Trois jours que le drame s’est déroulé. Trois jours que l’indicible s’est produit : 43 morts dans une collision entre un autocar et un camion sur une petite route de Gironde. Alors, comme d’habitude, comme à chaque catastrophe, les proches cherchent des coupables. Réflexe on ne peut plus humain, réflexe du bouc émissaire que les philosophes comme les psys connaissent parfaitement. C’est bien pratique un coupable : il permet de mieux faire son deuil en nommant la personne ou la cause du malheur. Même si cette personne, ou cette cause, est totalement innocente. Car les personnes touchées par une telle horreur ont besoin de transférer leur chagrin. Alors on cherche les responsabilités. Parfois on en trouve. D’autre fois on n’y parvient pas. Souvent parce qu’il n’y en a pas. Parce que le hasard, la fatalité, les monstrueuses coïncidences existent, même si on ne les accepte pas.


La faute à la route ?

Certes, ce matin-là, le chauffeur du poids lourd a pu louper son virage, et sa lourde remorque vide s’est peut-être mise en crabe. Mais il est décédé dans la catastrophe, avec son fils. Alors il faut un autre coupable. La route, sinueuse, le virage, prononcé, voilà qui pourrait bien faire l’affaire. Elle est parfaite dans le rôle du méchant, cette petite D17 qui serpente entre les vignes et les sous-bois : une chaussée mortelle idéale.

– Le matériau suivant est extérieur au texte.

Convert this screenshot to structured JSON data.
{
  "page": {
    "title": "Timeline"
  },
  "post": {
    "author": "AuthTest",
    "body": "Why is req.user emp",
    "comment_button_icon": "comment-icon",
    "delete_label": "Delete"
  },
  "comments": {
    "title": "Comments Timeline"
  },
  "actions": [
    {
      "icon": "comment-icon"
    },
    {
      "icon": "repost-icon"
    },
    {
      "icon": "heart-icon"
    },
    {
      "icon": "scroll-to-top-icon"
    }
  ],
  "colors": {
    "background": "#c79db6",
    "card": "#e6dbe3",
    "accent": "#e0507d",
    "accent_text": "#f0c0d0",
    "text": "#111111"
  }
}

Jean-Louis Gleize, le président du Conseil départemental a beau aligner les chiffres, expliquer que la chaussée a été refaite en 2011, que tous les panneaux et le marquage au sol étaient nickel, le doute est installé. Parce que c’est un politique, et que l’on ne croit plus les politiques, parce qu’il se défausse sur ses chiffres, pour n’être accusé de rien, puisqu’il est responsable de l’entretien des routes de son département.


Interdire les virages et les arbres...

Sauf que, même en supposant que l’élu ait légèrement embelli les faits, on fait quoi ? On condamne la D17, on la ferme aux poids lourds, aux autocars ? Des petites routes sinueuses, il y en a des milliers en France. Des chaussées bordées d’arbres, il y en a tout autant. En automne, en plus, ces fourbes perdent leurs feuilles. Alors coupons-les, relançons la vieille bagarre entre les sauveteurs de platanes et leurs arracheurs. Et, surtout transformons les routes escarpées en ligne droite.

Ou alors on ne change rien. On laisse les petits tracés bucoliques en l’état. Car si la recherche du coupable idéal est compréhensible pour un individu dévasté de chagrin, elle ne saurait tenir lieu de politique pour une société entière. Mais demander à un homme politique de ne rien faire est illusoire à une époque où c’est justement ce qu’on lui reproche.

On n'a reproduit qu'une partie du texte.